Lundbeck gets first nod for revived schizophrenia drug

by | 18th Jan 2006 | News

Danish drugmaker H Lundbeck has launched its schizophrenia drug Serdolect (sertindole) in Estonia, its first European market.

Danish drugmaker H Lundbeck has launched its schizophrenia drug Serdolect (sertindole) in Estonia, its first European market.

Although first introduced in 1996, sertindole was voluntarily withdrawn from markets around the world two years later after it was linked to cardiac arrhythmias and cardiac arrests. Lundbeck continued to carry out clinical trials of the drug, and says it now has data on more than 17,000 patients who have received the drug which support its safety.

In 2002, a European Medicines Agency’s advisory committee recommended that sertindole could return to the market, on the basis of new clinical data but also new safeguards including a dose reduction from 24mg to 20mg once-daily, more stringent warnings on labelling and extensive requirements for patients to undergo ECG monitoring before and during treatment.

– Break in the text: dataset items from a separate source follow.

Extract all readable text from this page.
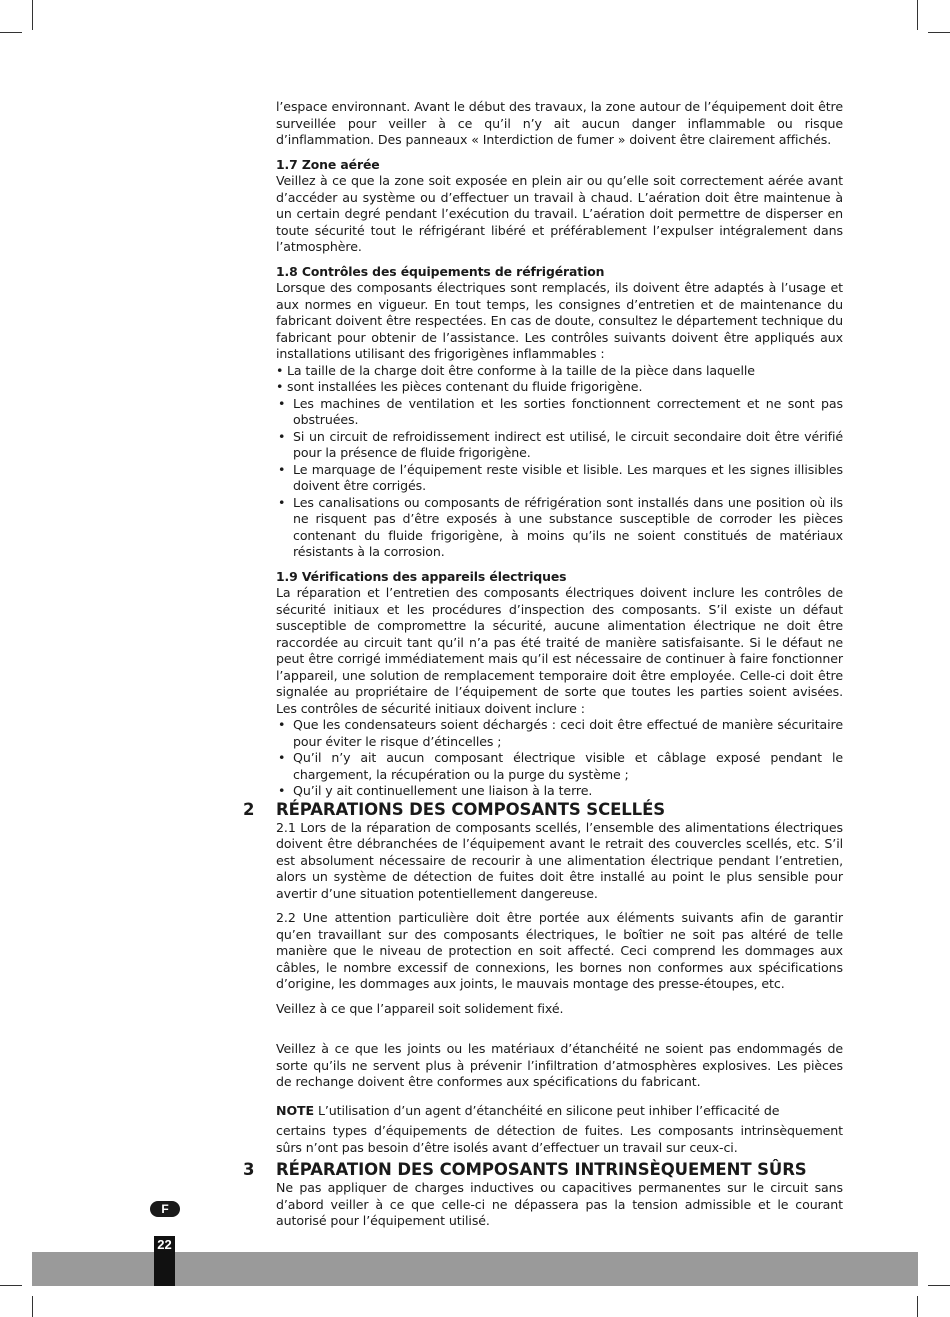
l’espace environnant. Avant le début des travaux, la zone autour de l’équipement doit être surveillée pour veiller à ce qu’il n’y ait aucun danger inflammable ou risque d’inflammation. Des panneaux « Interdiction de fumer » doivent être clairement affichés.

1.7 Zone aérée

Veillez à ce que la zone soit exposée en plein air ou qu’elle soit correctement aérée avant d’accéder au système ou d’effectuer un travail à chaud. L’aération doit être maintenue à un certain degré pendant l’exécution du travail. L’aération doit permettre de disperser en toute sécurité tout le réfrigérant libéré et préférablement l’expulser intégralement dans l’atmosphère.

1.8 Contrôles des équipements de réfrigération

Lorsque des composants électriques sont remplacés, ils doivent être adaptés à l’usage et aux normes en vigueur. En tout temps, les consignes d’entretien et de maintenance du fabricant doivent être respectées. En cas de doute, consultez le département technique du fabricant pour obtenir de l’assistance. Les contrôles suivants doivent être appliqués aux installations utilisant des frigorigènes inflammables :

• La taille de la charge doit être conforme à la taille de la pièce dans laquelle
• sont installées les pièces contenant du fluide frigorigène.
• Les machines de ventilation et les sorties fonctionnent correctement et ne sont pas obstruées.
• Si un circuit de refroidissement indirect est utilisé, le circuit secondaire doit être vérifié pour la présence de fluide frigorigène.
• Le marquage de l’équipement reste visible et lisible. Les marques et les signes illisibles doivent être corrigés.
• Les canalisations ou composants de réfrigération sont installés dans une position où ils ne risquent pas d’être exposés à une substance susceptible de corroder les pièces contenant du fluide frigorigène, à moins qu’ils ne soient constitués de matériaux résistants à la corrosion.

1.9 Vérifications des appareils électriques

La réparation et l’entretien des composants électriques doivent inclure les contrôles de sécurité initiaux et les procédures d’inspection des composants. S’il existe un défaut susceptible de compromettre la sécurité, aucune alimentation électrique ne doit être raccordée au circuit tant qu’il n’a pas été traité de manière satisfaisante. Si le défaut ne peut être corrigé immédiatement mais qu’il est nécessaire de continuer à faire fonctionner l’appareil, une solution de remplacement temporaire doit être employée. Celle-ci doit être signalée au propriétaire de l’équipement de sorte que toutes les parties soient avisées. Les contrôles de sécurité initiaux doivent inclure :

• Que les condensateurs soient déchargés : ceci doit être effectué de manière sécuritaire pour éviter le risque d’étincelles ;
• Qu’il n’y ait aucun composant électrique visible et câblage exposé pendant le chargement, la récupération ou la purge du système ;
• Qu’il y ait continuellement une liaison à la terre.
2 RÉPARATIONS DES COMPOSANTS SCELLÉS

2.1 Lors de la réparation de composants scellés, l’ensemble des alimentations électriques doivent être débranchées de l’équipement avant le retrait des couvercles scellés, etc. S’il est absolument nécessaire de recourir à une alimentation électrique pendant l’entretien, alors un système de détection de fuites doit être installé au point le plus sensible pour avertir d’une situation potentiellement dangereuse.

2.2 Une attention particulière doit être portée aux éléments suivants afin de garantir qu’en travaillant sur des composants électriques, le boîtier ne soit pas altéré de telle manière que le niveau de protection en soit affecté. Ceci comprend les dommages aux câbles, le nombre excessif de connexions, les bornes non conformes aux spécifications d’origine, les dommages aux joints, le mauvais montage des presse-étoupes, etc.

Veillez à ce que l’appareil soit solidement fixé.

Veillez à ce que les joints ou les matériaux d’étanchéité ne soient pas endommagés de sorte qu’ils ne servent plus à prévenir l’infiltration d’atmosphères explosives. Les pièces de rechange doivent être conformes aux spécifications du fabricant.

NOTE L’utilisation d’un agent d’étanchéité en silicone peut inhiber l’efficacité de

certains types d’équipements de détection de fuites. Les composants intrinsèquement sûrs n’ont pas besoin d’être isolés avant d’effectuer un travail sur ceux-ci.

3 RÉPARATION DES COMPOSANTS INTRINSÈQUEMENT SÛRS

Ne pas appliquer de charges inductives ou capacitives permanentes sur le circuit sans d’abord veiller à ce que celle-ci ne dépassera pas la tension admissible et le courant autorisé pour l’équipement utilisé.

F
22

A spokesman for Lundbeck said that these safeguards have been taken into account, and Serdolect was approved last April by the European Medicines Agency with a dose range of 16mg-20mg, carries a warning on the label that it can cause QT elevations (a marker for cardiovascular risk) and patients receiving the drug will be monitored using ECG testing.

The significance of these restrictions on Serdolect’s marketing potential remains to be seen, but a link to QT elevations has not proved a major problem for another schizophrenia drug, Pfizer’s Geodon (ziprasidone). This agent was launched in 2001 in the USA and, while it has not achieved the blockbuster status of the leading antipsychotic brands, such as Eli Lilly’s Zyprexa (olanzapine) and Johnson & Johnson’s Risperdal (risperidone), has seen its sales growth accelerate of late, rising 22% to $148 million in the third quarter of 2005.

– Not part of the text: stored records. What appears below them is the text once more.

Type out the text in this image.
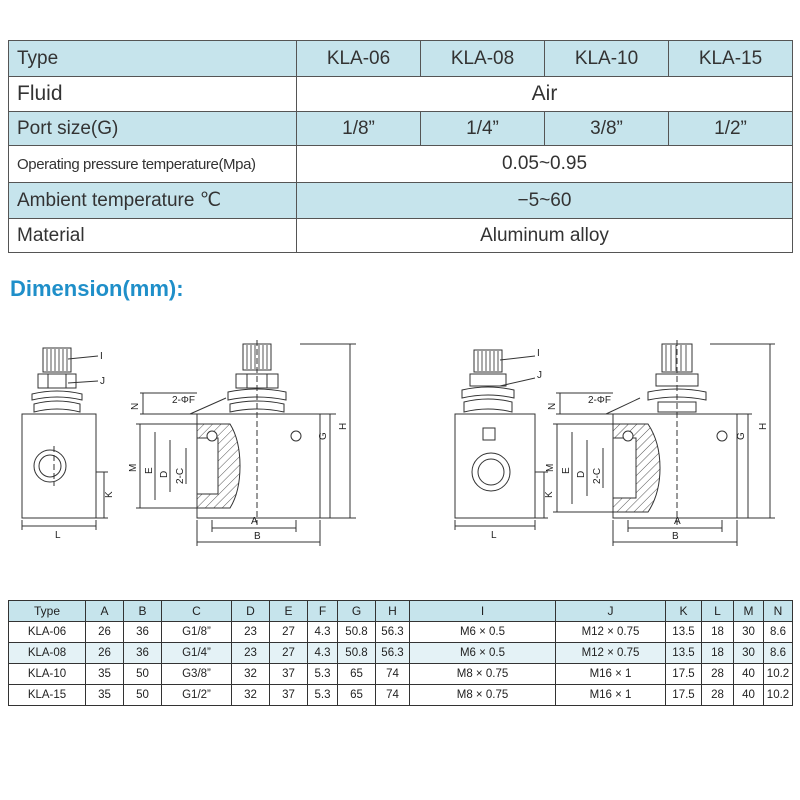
Type	KLA-06	KLA-08	KLA-10	KLA-15
Fluid	Air			
Port size(G)	1/8”	1/4”	3/8”	1/2”
Operating pressure temperature(Mpa)	0.05~0.95			
Ambient temperature ℃	−5~60			
Material	Aluminum alloy			
Dimension(mm):
I
J
K
L
N
2-ΦF
G
H
M E
D 2-C
A
B
I
J
K
L
N
2-ΦF
G
H
M E
D 2-C
A
B
Type	A	B	C	D	E	F	G	H	I	J	K	L	M	N
KLA-06	26	36	G1/8”	23	27	4.3	50.8	56.3	M6 × 0.5	M12 × 0.75	13.5	18	30	8.6
KLA-08	26	36	G1/4”	23	27	4.3	50.8	56.3	M6 × 0.5	M12 × 0.75	13.5	18	30	8.6
KLA-10	35	50	G3/8”	32	37	5.3	65	74	M8 × 0.75	M16 × 1	17.5	28	40	10.2
KLA-15	35	50	G1/2”	32	37	5.3	65	74	M8 × 0.75	M16 × 1	17.5	28	40	10.2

Lundbeck also noted that it remains in discussions with the US Food and Drug Administration (FDA) about seeking approval for Serdolect there, and expects to provide an update on that within the next six months. The product was formerly licensed to Abbott Laboratories in the USA, but Lundbeck regained worldwide rights after Abbott withdrew its marketing application for the drug in 1998.